Complete step by step answer:
Given conductivity (K) is equal to $\alpha T$. It is given that ${T_1} > {T_2}$ and heat current $\left( {{I_H}} \right)$ flows from higher to lower temperature, thus it’s direction is from ${T_1}$ to ${T_2}$.
In conduction, the change of current with respect to temperature is given as
$\dfrac{{KA}}{l}$.
$\Rightarrow \dfrac{{dI}}{{dT}} = \dfrac{{KA}}{l}$

Solving this to get the value of heat current:
$dI = KA\dfrac{{dT}}{l}$
Substituting the given value of K:
$dI = \alpha TA\dfrac{{dT}}{l}$
Integration of this current will give the value of heat current $\left( {{I_H}} \right)$. So integrating both sides of the equation from ${T_1}$ to ${T_2}$, we get:
$\int {dI} = \int\limits_{{T_1}}^{{T_2}} {\alpha TA\dfrac{{dT}}{l}} \\\ \implies {I_H} = \dfrac{{\alpha A}}{l}\int\limits_{{T_1}}^{{T_2}} {TdT} \\\ \implies {I_H} = \dfrac{{\alpha A}}{l}{\left[ {\dfrac{{{T^2}}}{2}} \right]^{{T_2}}}_{{T_1}} \\\$
Subtracting upper limit from lower limit after substitution:
${I_H} = \dfrac{{\alpha A}}{{2l}}\left( {{T_1}^2 - {T_2}^2} \right)$
Therefore, the heat current flowing through the rod will be $\dfrac{{\alpha A}}{{2l}}\left( {{T_1}^2 - {T_2}^2} \right)$.

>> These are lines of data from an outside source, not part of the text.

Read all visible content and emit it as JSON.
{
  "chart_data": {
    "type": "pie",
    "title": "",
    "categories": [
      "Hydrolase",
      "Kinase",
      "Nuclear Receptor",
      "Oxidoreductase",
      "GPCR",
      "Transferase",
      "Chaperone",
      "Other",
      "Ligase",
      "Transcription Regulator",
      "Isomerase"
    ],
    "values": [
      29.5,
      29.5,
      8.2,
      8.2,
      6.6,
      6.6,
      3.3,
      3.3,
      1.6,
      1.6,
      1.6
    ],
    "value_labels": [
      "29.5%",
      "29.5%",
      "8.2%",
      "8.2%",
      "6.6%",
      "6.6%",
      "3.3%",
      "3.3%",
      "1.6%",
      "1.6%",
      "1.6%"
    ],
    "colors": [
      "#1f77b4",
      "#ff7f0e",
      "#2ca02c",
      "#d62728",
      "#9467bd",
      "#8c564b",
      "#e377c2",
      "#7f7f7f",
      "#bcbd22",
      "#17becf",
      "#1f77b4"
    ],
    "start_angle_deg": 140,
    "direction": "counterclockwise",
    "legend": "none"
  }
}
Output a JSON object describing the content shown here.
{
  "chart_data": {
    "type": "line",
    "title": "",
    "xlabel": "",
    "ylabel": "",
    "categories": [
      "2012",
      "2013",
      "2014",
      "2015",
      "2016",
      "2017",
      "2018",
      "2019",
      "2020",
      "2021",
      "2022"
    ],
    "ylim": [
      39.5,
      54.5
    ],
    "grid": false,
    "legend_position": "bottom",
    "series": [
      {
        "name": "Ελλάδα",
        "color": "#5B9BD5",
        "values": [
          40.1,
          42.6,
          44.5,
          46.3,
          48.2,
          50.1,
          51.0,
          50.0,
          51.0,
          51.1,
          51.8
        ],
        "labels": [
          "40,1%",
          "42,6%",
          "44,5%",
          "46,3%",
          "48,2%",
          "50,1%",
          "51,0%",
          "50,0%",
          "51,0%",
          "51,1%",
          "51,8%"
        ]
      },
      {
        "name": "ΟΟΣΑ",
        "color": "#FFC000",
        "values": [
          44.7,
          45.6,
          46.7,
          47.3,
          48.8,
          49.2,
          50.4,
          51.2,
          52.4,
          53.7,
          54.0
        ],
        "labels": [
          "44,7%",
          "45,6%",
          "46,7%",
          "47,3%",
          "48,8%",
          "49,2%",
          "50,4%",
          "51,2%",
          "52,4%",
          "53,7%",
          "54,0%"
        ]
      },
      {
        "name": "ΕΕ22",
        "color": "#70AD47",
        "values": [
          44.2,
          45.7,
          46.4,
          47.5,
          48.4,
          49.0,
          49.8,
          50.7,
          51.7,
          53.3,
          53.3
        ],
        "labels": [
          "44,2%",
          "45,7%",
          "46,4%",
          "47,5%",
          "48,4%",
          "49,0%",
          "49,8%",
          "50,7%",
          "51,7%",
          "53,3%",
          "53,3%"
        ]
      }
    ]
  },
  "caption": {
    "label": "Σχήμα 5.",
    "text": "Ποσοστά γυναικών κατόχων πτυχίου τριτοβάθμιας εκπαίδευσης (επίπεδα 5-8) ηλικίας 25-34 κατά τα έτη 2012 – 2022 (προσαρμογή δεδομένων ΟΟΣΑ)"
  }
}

So, the correct answer is “Option D”.

Note:
Conduction basically is a process of heat transfer between objects, where it gets transferred from the one at higher temperature to the one at lower.
We use differentiation to denote the rate of changes while we use integration for the summation of that discrete data.
Remember for integrating mathematically:
$\int {{x^n} = \dfrac{{{x^{n + 1}}}}{{n + 1}}}$ and when it has limits, always subtract the lower limit from the upper limit.